Les humains lui ont donné le nom de Brienzer Rothorn. Parce qu’elle domine la localité à laquelle ils avaient donné le nom de Brienz.

Mais elle, elle s’en fout, la Montagne.

Elle pourrait s’appeler Zigouigoui Tralala qu’elle n’en aurait pas moins de hauteur, de dignité, de majesté. Elle se fiche pas mal de l’étiquette qu’on lui colle, elle est.

D’ailleurs, pour tout dire, elle a existé bien avant qu’on lui donne un nom, qu’on lui mesure l’altitude, bien avant même qu’on invente le mot de Montagne.

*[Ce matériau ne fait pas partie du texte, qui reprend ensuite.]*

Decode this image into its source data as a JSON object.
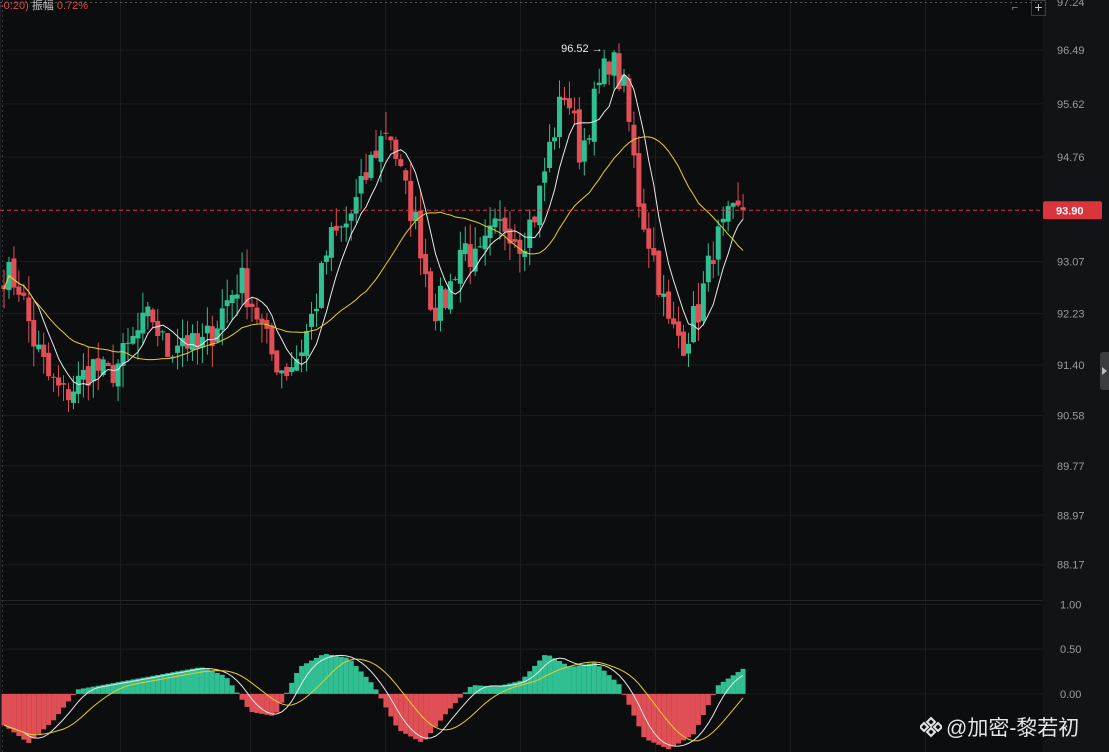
{
  "header": {
    "prefix": "-0:20)",
    "amp_label": "振幅",
    "amp_value": "0.72%"
  },
  "watermark": {
    "text": "@加密-黎若初"
  },
  "colors": {
    "up": "#2fbf92",
    "down": "#e04f55",
    "ma_fast": "#e8e8e8",
    "ma_slow": "#e6cf2a",
    "price_tag": "#d9353b",
    "grid": "#1b1d21",
    "text": "#9b9b9b"
  },
  "icons": {
    "add": "plus-icon",
    "tool": "crop-icon",
    "panel": "chevron-right-icon",
    "logo": "binance-logo-icon"
  },
  "chart_data": [
    {
      "type": "candlestick",
      "y_ticks": [
        96.49,
        95.62,
        94.76,
        93.07,
        92.23,
        91.4,
        90.58,
        89.77,
        88.97,
        88.17
      ],
      "top_tick": "97.24",
      "ylim": [
        87.6,
        97.3
      ],
      "high_marker": {
        "label": "96.52",
        "value": 96.52
      },
      "current_price": {
        "label": "93.90",
        "value": 93.9
      },
      "grid": true,
      "ohlc_anchor_closes": [
        92.9,
        92.7,
        91.8,
        91.2,
        90.9,
        91.1,
        91.4,
        91.2,
        91.5,
        91.9,
        92.2,
        91.6,
        91.9,
        91.6,
        91.9,
        92.4,
        92.8,
        92.3,
        91.6,
        91.3,
        91.6,
        92.3,
        93.4,
        93.6,
        94.1,
        94.8,
        95.3,
        94.3,
        93.6,
        92.3,
        92.5,
        93.4,
        93.0,
        93.5,
        93.7,
        93.4,
        93.9,
        95.0,
        95.9,
        94.8,
        95.7,
        96.4,
        95.8,
        94.0,
        93.1,
        92.0,
        91.8,
        92.3,
        93.3,
        93.7,
        93.9
      ]
    },
    {
      "type": "histogram",
      "y_ticks": [
        "1.00",
        "0.50",
        "0.00"
      ],
      "ylim": [
        -0.65,
        1.05
      ],
      "anchor_values": [
        -0.35,
        -0.55,
        -0.3,
        0.05,
        0.1,
        0.15,
        0.2,
        0.25,
        0.3,
        0.2,
        -0.2,
        -0.25,
        0.3,
        0.45,
        0.4,
        0.1,
        -0.4,
        -0.55,
        -0.2,
        0.1,
        0.08,
        0.15,
        0.45,
        0.3,
        0.35,
        0.1,
        -0.5,
        -0.62,
        -0.45,
        0.1,
        0.28
      ]
    }
  ]
}
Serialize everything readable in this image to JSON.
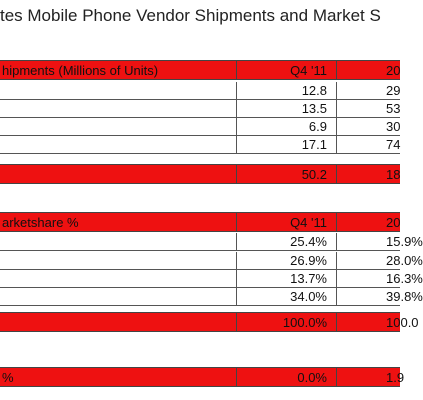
{
  "title": "tes Mobile Phone Vendor Shipments and Market S",
  "tables": [
    {
      "header": [
        "hipments (Millions of Units)",
        "Q4 '11",
        "20"
      ],
      "rows": [
        [
          "12.8",
          "29"
        ],
        [
          "13.5",
          "53"
        ],
        [
          "6.9",
          "30"
        ],
        [
          "17.1",
          "74"
        ]
      ],
      "total": [
        "50.2",
        "18"
      ]
    },
    {
      "header": [
        "arketshare %",
        "Q4 '11",
        "20"
      ],
      "rows": [
        [
          "25.4%",
          "15.9%"
        ],
        [
          "26.9%",
          "28.0%"
        ],
        [
          "13.7%",
          "16.3%"
        ],
        [
          "34.0%",
          "39.8%"
        ]
      ],
      "total": [
        "100.0%",
        "100.0"
      ]
    }
  ],
  "footer": [
    "%",
    "0.0%",
    "1.9"
  ]
}
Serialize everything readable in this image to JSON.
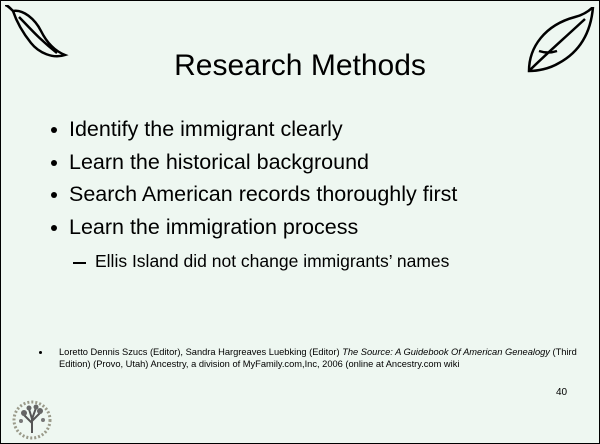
{
  "title": "Research Methods",
  "bullets": [
    "Identify the immigrant clearly",
    "Learn the historical background",
    "Search American records thoroughly first",
    "Learn the immigration process"
  ],
  "sub_bullets": [
    "Ellis Island did not change immigrants’ names"
  ],
  "reference": {
    "authors": "Loretto Dennis Szucs (Editor), Sandra Hargreaves Luebking (Editor) ",
    "book_title": "The Source: A Guidebook Of American Genealogy",
    "details": " (Third Edition) (Provo, Utah) Ancestry, a division of MyFamily.com,Inc, 2006 (online at Ancestry.com wiki"
  },
  "page_number": "40"
}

Quand on lui a dit qu’elle pouvait s’enorgueillir de culminer à 2’350 mètres, elle s’est demandé ce que pouvait signifier ce mot, s’enorgueillir.

Elle n’en a rien à faire, d’être haute.

Rien à faire non plus de ne pas appartenir au club des plus hautes. Car elle sait que si Himalaya, sa lointaine cousine, passait par là, elle se sentirait bien petite. Mais elle sait aussi qu’Himalaya ne se moquerait pas d’elle, ne la prendrait pas de haut.

C’est comme ça, entre montagnes. On se respecte.

Et l’on respecte aussi les vallées et les plaines, sans lesquelles on n’existerait pas…

~ ~ ~

Moi, petit humain culminant à 165 cm, je suis assis, et je contemple sa face nord, magnifique.

Je me sens petit, mais petit…

Avec ses miroirs de roc, ses cônes d’éboulement, ses surfaces herbeuses parcourues de sapins qui se hissent aussi haut que Dame Nature les y autorise, elle me présente une face irrégulière, mosaïquée d’une multitude de textures dialoguant en une harmonie hypnotique.

Depuis deux semaines que je suis à ses pieds pour les vacances, je suis presque triste de devoir demain la quitter. Alors je commence à écrire ce billet. Et lorsque je serai de retour chez moi, dans la ville, j’en achèverai l’écriture, histoire de me reconnecter à elle.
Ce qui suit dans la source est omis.